So it’s always nice when the guy training you offers to take you out to breakfast. It will officially be a week at work today, and I get the impression they are pretty pleased with me. The people at work seem to all be very friendly, if not sometimes bordering on the cheesy side, but at the same time, it makes the day go by pretty quickly when we spend our first hour of the day I. Some sort of training mode, with all the excitement, and then go out into the field to do our sales work.
It’s not my ideal job, to be perfectly honest, but there is some pretty good opportunity to move up rather quickly, and while I feel like I am doing well here, I know there is somewhere else I would rather be, doing something that I am happier doing.

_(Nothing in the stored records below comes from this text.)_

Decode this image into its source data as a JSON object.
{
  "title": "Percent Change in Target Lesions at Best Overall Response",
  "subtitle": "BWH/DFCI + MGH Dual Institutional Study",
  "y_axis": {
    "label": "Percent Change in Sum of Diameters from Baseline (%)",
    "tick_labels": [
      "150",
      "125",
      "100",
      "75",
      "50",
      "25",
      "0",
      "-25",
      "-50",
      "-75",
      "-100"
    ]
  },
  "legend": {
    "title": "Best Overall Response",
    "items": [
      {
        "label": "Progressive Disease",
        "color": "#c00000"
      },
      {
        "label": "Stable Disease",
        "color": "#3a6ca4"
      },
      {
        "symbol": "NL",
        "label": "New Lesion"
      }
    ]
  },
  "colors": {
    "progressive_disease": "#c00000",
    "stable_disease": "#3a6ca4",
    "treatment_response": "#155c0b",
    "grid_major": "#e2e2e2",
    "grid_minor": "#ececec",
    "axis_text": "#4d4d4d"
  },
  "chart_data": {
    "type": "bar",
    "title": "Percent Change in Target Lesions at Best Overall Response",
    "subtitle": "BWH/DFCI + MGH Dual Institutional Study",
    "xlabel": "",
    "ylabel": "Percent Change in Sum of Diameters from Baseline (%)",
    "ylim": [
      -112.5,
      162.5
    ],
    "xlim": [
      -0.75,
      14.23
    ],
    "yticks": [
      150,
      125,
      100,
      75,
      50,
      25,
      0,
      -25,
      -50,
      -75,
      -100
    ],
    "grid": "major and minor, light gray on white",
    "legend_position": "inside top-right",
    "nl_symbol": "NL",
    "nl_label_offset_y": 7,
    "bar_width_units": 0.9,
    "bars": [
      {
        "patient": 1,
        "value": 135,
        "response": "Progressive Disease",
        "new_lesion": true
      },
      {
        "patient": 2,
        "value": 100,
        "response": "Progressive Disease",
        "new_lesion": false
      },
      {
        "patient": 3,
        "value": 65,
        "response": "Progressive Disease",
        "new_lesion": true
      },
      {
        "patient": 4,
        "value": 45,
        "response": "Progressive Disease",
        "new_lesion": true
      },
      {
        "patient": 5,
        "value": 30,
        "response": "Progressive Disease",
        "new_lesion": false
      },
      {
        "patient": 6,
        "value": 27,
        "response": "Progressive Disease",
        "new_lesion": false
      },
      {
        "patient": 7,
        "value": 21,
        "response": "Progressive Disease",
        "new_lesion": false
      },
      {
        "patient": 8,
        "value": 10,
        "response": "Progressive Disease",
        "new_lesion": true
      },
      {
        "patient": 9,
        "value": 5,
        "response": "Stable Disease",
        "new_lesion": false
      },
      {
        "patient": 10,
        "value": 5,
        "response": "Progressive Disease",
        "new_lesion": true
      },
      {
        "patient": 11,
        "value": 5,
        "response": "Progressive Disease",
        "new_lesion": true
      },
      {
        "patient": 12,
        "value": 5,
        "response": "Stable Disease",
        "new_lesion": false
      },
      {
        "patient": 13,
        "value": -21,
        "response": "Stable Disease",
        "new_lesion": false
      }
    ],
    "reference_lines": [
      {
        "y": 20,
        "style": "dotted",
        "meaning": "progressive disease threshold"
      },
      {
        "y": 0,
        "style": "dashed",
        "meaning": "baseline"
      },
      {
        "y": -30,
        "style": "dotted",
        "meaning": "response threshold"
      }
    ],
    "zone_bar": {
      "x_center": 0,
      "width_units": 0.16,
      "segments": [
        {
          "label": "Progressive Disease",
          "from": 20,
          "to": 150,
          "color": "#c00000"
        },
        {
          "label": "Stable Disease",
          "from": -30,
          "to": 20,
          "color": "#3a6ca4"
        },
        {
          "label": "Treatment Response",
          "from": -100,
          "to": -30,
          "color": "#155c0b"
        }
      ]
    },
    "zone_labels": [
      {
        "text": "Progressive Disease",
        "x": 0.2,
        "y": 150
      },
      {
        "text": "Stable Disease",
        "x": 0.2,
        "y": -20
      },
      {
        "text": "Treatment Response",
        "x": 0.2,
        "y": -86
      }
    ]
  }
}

I can honestly say I LIKE this Jon, but I am also pretty sure it is something that I do not think I will ever LOVE doing, if that makes sense.
For now, I have stopped sending out new resumes, and am taking a little more of a passive approach to things, but that stems more from just the sheer time constraint involved in an hour to hour and a half commute each ay to work on public transit. I don’t mind taking the bus / light rail, but I know that I will have a lot more time once I get back on my feet and get a car again. I did hate having a car payment, but there was also an incredible amount of pride that I felt in knowing that I was back to a pace in my life where I could afford to take on.
I’ll be getting back to that soon, and soon will be able to do it without needing so much help from friends. Somehow I can just feel it.